What was the original goal of medicine and healing with reference to the great physicians of all-time?
The Hippocratic Oath is an oath taken by all present- day doctors who get licensed.
Do you think all of our medical doctors are true to this oath today?
Hippocrates:
Let thy food be thy medicine and thy medicine be thy food.
Dr. Hans Neiper, Germany:
“After more than twenty years of such specialized work, I have found the nontoxic nitrilosides – that is, Laetrile – far superior to any other known cancer treatment or preventative…”
The Holy Scripture says:
“The fruit thereof is for meat and the leaves for the healing of the nations”
We can only reason that primordial man, living close to nature in a wild state, must have observed the habits and instincts of animals. If so, he must have learned much about the curative virtues of herbs because of the remarkable instinct of present day animals who unquestionably know the herbs that heal them.
Learning from animals
From the highest to the lowest crawling animal, they all seem to know their remedies. Even the snake, the least intelligent of them, knows his remedy. When he casts his skin, he goes blind, and in that helpless condition he has often been seen to crawl to an old fallen tree of a mossy bank. He rubs his sightless orbs in the moss, eats the rich juice, and with that one herb he restores both his skin and his sight.
When the little mongoose is stung while fighting venomous snakes in India, he immediately leaves the fight, dashes into the jungle, and finding an herb, eats it. He rubs the poisoned part in its juices. Then he returns to kill the snake, and according to the testimony of thousands of witnesses, no mongoose has ever died of snake bite.

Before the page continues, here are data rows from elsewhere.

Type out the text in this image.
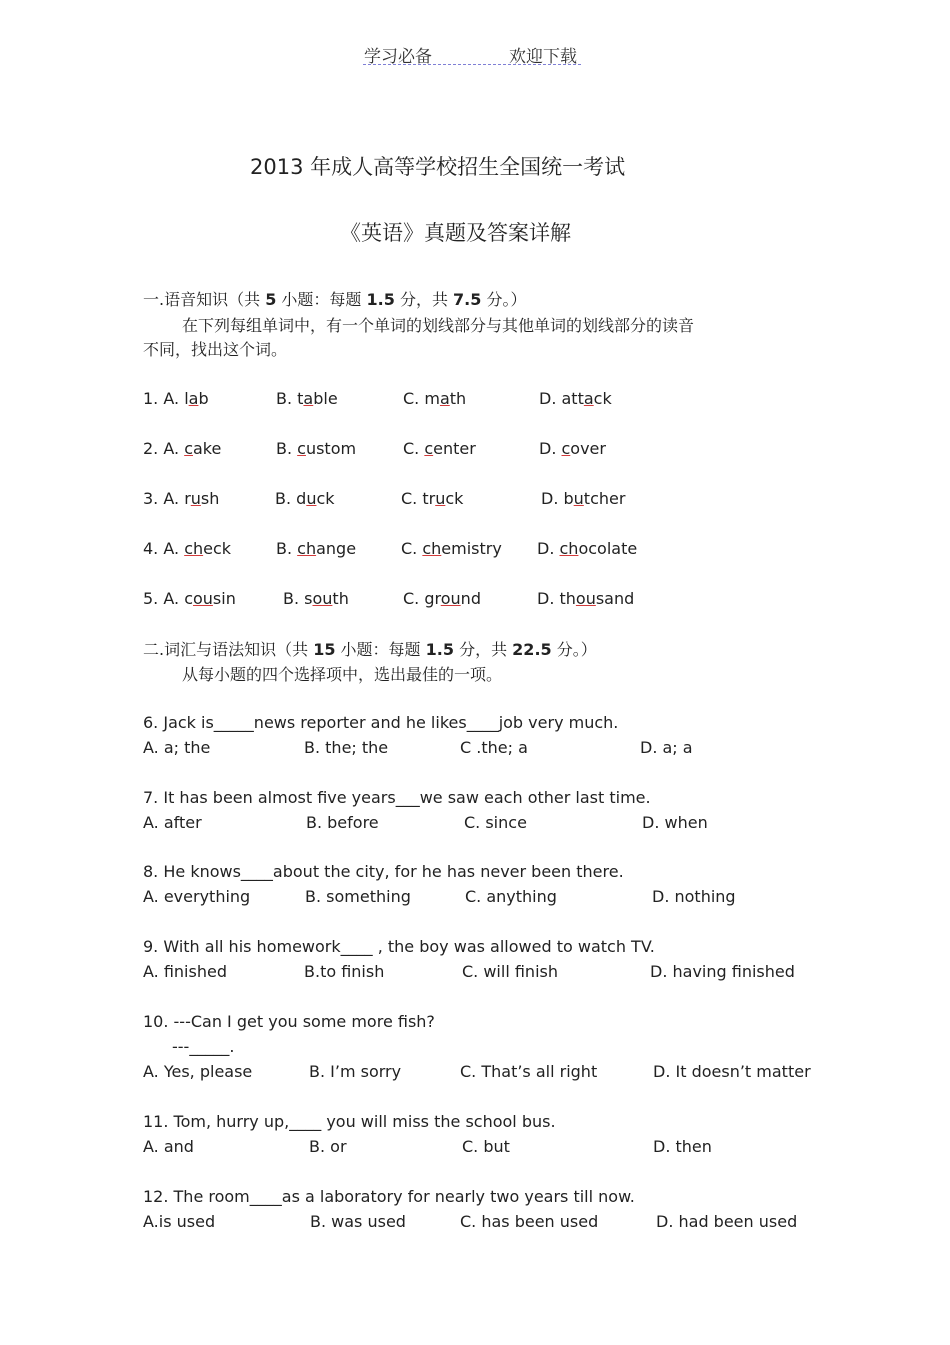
学习必备	欢迎下载
2013 年成人高等学校招生全国统一考试
《英语》真题及答案详解
一.语音知识（共 5 小题：每题 1.5 分，共 7.5 分。）
在下列每组单词中，有一个单词的划线部分与其他单词的划线部分的读音
不同，找出这个词。
1. A. lab	B. table	C. math	D. attack
2. A. cake	B. custom	C. center	D. cover
3. A. rush	B. duck	C. truck	D. butcher
4. A. check	B. change	C. chemistry D. chocolate
5. A. cousin	B. south	C. ground	D. thousand
二.词汇与语法知识（共 15 小题：每题 1.5 分，共 22.5 分。）
从每小题的四个选择项中，选出最佳的一项。
6. Jack is_____news reporter and he likes____job very much.
A. a; the	B. the; the	C .the; a	D. a; a
7. It has been almost five years___we saw each other last time.
A. after	B. before	C. since	D. when
8. He knows____about the city, for he has never been there.
A. everything	B. something	C. anything	D. nothing
9. With all his homework____ , the boy was allowed to watch TV.
A. finished	B.to finish	C. will finish	D. having finished
10. ---Can I get you some more fish?
---_____.
A. Yes, please	B. I’m sorry	C. That’s all right	D. It doesn’t matter
11. Tom, hurry up,____ you will miss the school bus.
A. and	B. or	C. but	D. then
12. The room____as a laboratory for nearly two years till now.
A.is used	B. was used	C. has been used	D. had been used
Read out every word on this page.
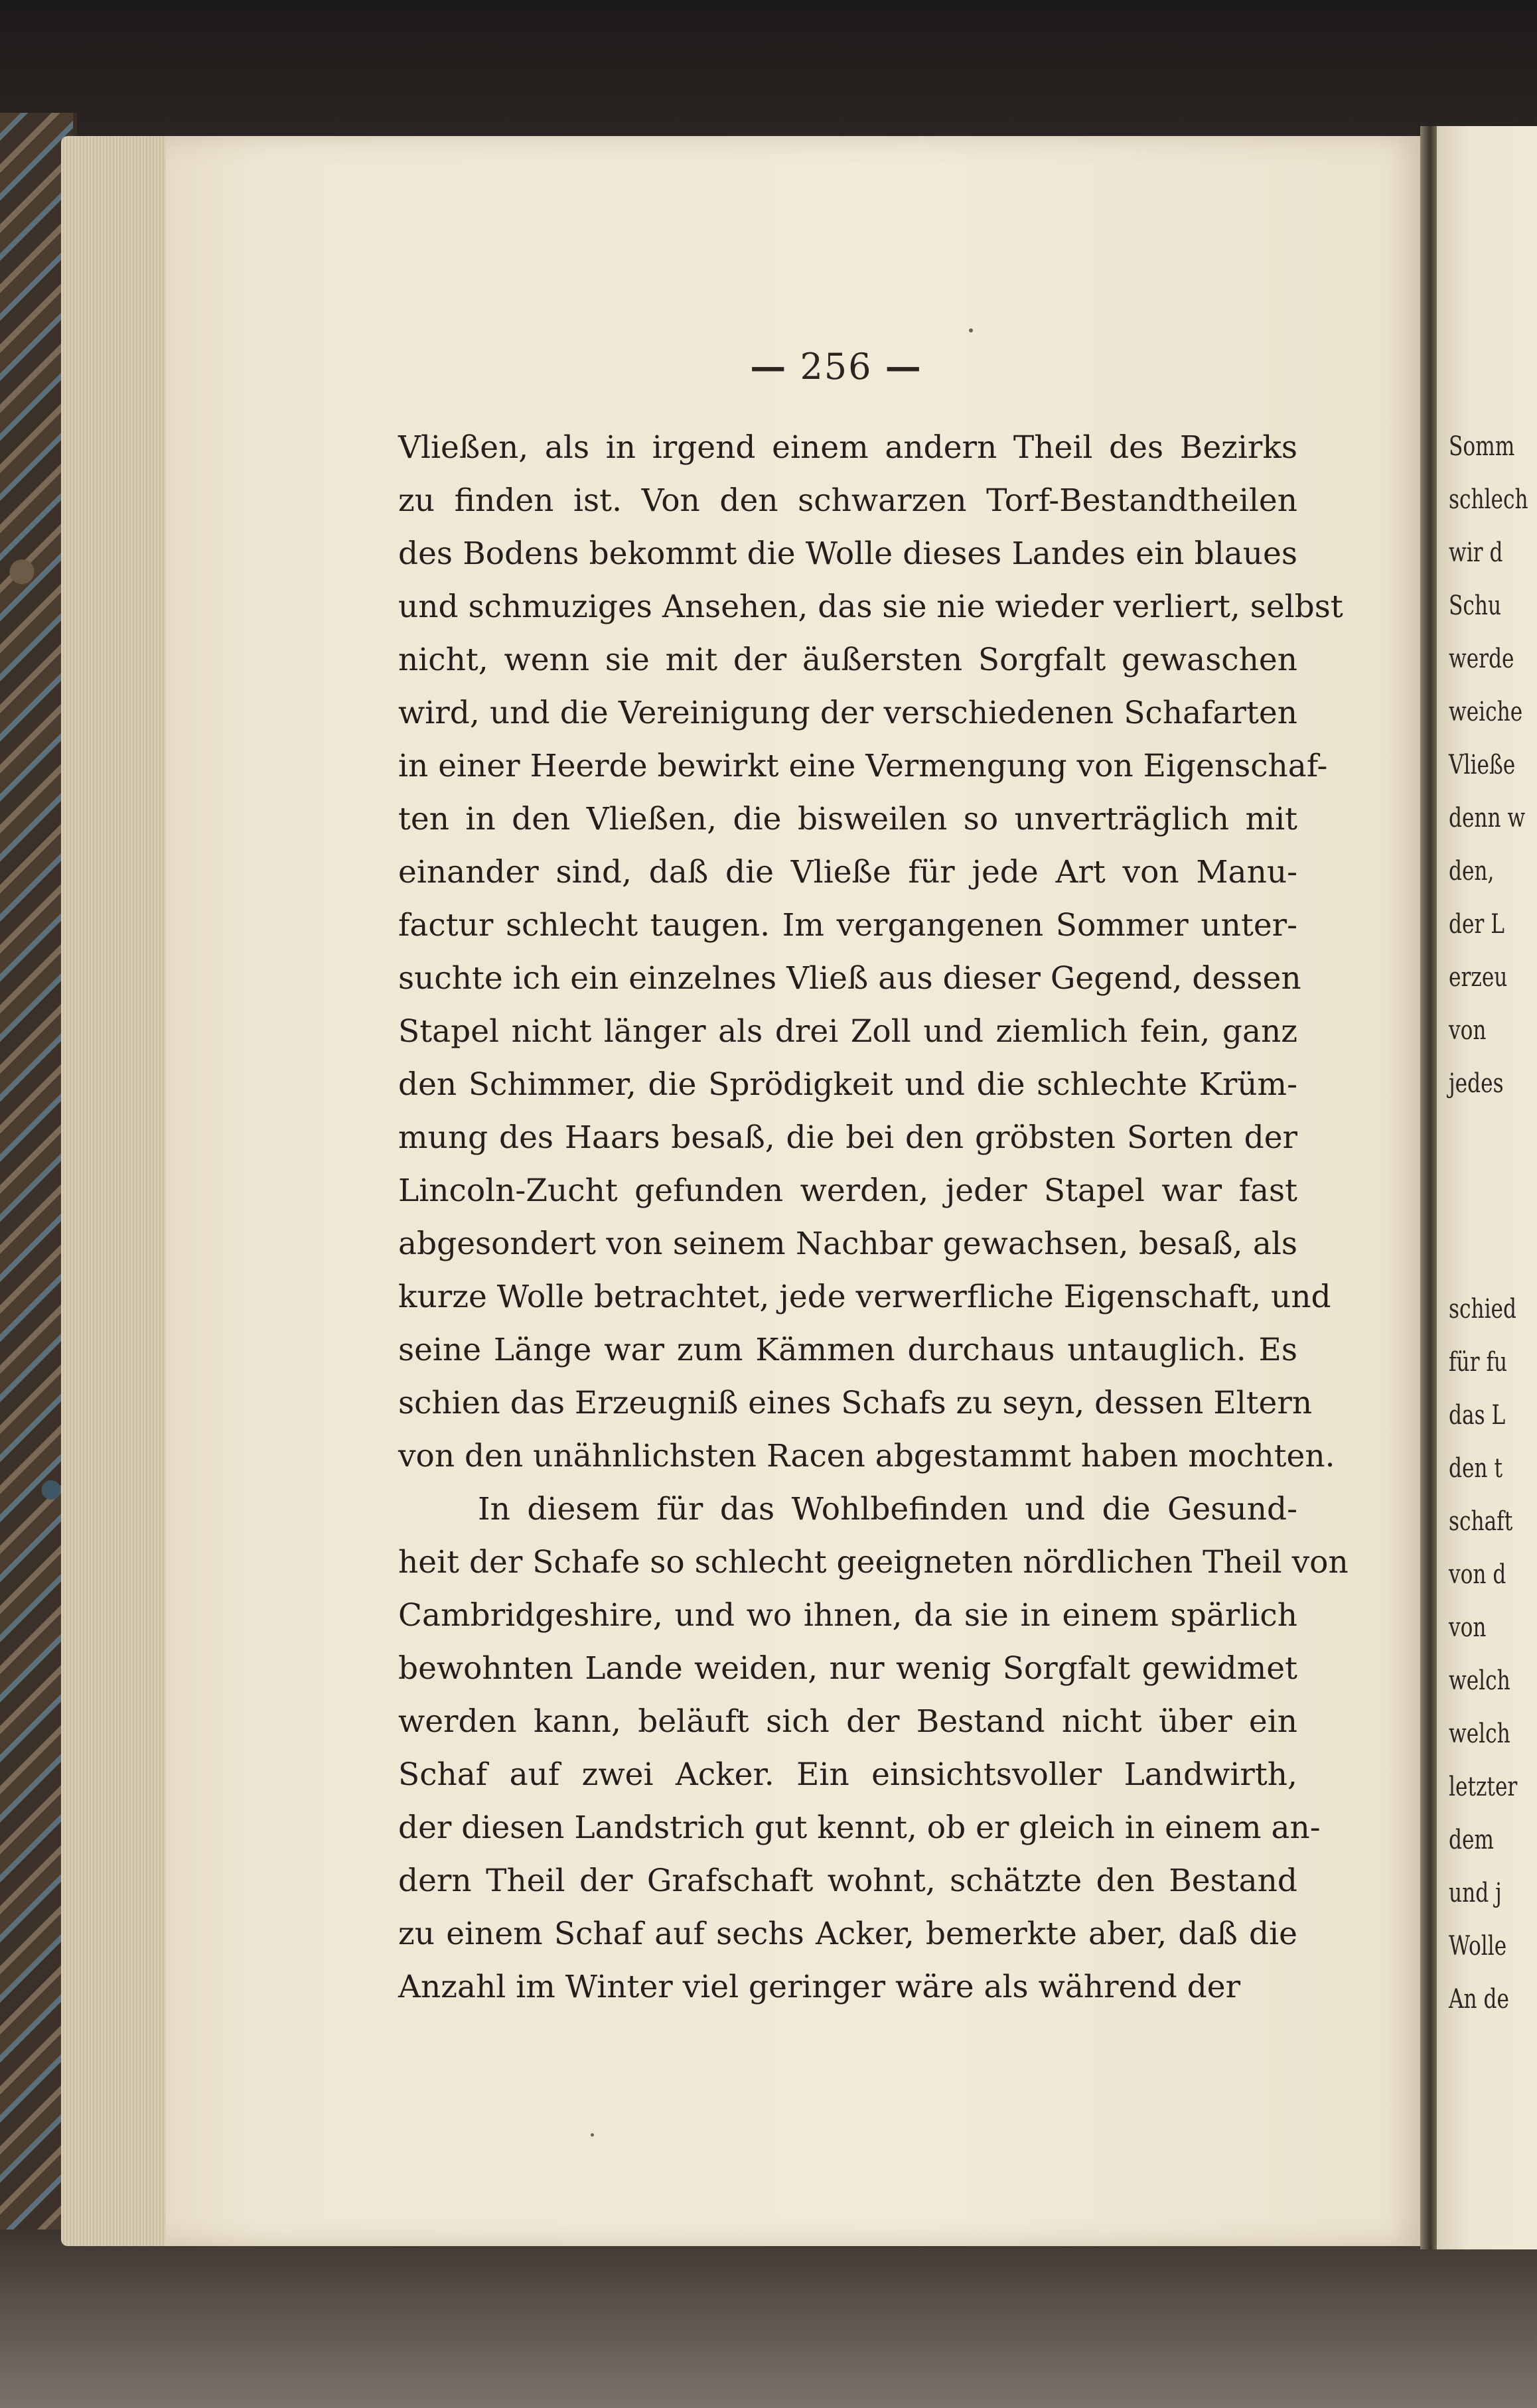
Somm
schlech
wir d
Schu
werde
weiche
Vließe
denn w
den,
der L
erzeu
von
jedes
schied
für fu
das L
den t
schaft
von d
von
welch
welch
letzter
dem
und j
Wolle
An de
— 256 —
Vließen, als in irgend einem andern Theil des Bezirks
zu finden ist. Von den schwarzen Torf-Bestandtheilen
des Bodens bekommt die Wolle dieses Landes ein blaues
und schmuziges Ansehen, das sie nie wieder verliert, selbst
nicht, wenn sie mit der äußersten Sorgfalt gewaschen
wird, und die Vereinigung der verschiedenen Schafarten
in einer Heerde bewirkt eine Vermengung von Eigenschaf-
ten in den Vließen, die bisweilen so unverträglich mit
einander sind, daß die Vließe für jede Art von Manu-
factur schlecht taugen. Im vergangenen Sommer unter-
suchte ich ein einzelnes Vließ aus dieser Gegend, dessen
Stapel nicht länger als drei Zoll und ziemlich fein, ganz
den Schimmer, die Sprödigkeit und die schlechte Krüm-
mung des Haars besaß, die bei den gröbsten Sorten der
Lincoln-Zucht gefunden werden, jeder Stapel war fast
abgesondert von seinem Nachbar gewachsen, besaß, als
kurze Wolle betrachtet, jede verwerfliche Eigenschaft, und
seine Länge war zum Kämmen durchaus untauglich. Es
schien das Erzeugniß eines Schafs zu seyn, dessen Eltern
von den unähnlichsten Racen abgestammt haben mochten.
In diesem für das Wohlbefinden und die Gesund-
heit der Schafe so schlecht geeigneten nördlichen Theil von
Cambridgeshire, und wo ihnen, da sie in einem spärlich
bewohnten Lande weiden, nur wenig Sorgfalt gewidmet
werden kann, beläuft sich der Bestand nicht über ein
Schaf auf zwei Acker. Ein einsichtsvoller Landwirth,
der diesen Landstrich gut kennt, ob er gleich in einem an-
dern Theil der Grafschaft wohnt, schätzte den Bestand
zu einem Schaf auf sechs Acker, bemerkte aber, daß die
Anzahl im Winter viel geringer wäre als während der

When hawks and carrion birds peck at the eyes of young birds of another nest, and when the eyes have not been totally destroyed, the mother of that nest has been seen to anoint her babies’ eyes with the juice of the leaves of the greater celandine herb, chelidonium majus. It has been recorded that the films and opacities have been removed and the bird’s eyes completely restored to sight.
When a monkey is sick of a possible cancer, he is seen peeling off the fruit of the peach down to the pit and cracking the pit open and devouring the bitter seed inside. It’s full of the nitriloside we call vitamin B17. Similarly, when a dog is sick he is seen eating the grasses that have high contents of B17. The bears eat the vissula, high in B17, as well as hundreds of other similar cases.
These are just a handful of thousands of incidences in nature denoting the marvelous instinctual knowledge of animals in the selection of their remedies.
Taken from: “Advanced Treatments in Herbology”
by Edward E. Shook
Indeed, it is a positive certainty that none of the eminent new schools of present day have been nearly as successful in curing disease than were Hippocrates, Galen and Sydenham. Meantime, however, there have arisen a bright galaxy of names – scholars, doctors etc. – as ever adorned any age of the world, devoting themselves to the practice of medicine, but who fail to get the grand results anticipated.
All their learning and their multitudinous writings have only served to make confusion more confounded, and all because they have neglected to follow the dictates of nature and plain common sense in maintaining the herbal practice as the only true and philosophical foundation of the healing art.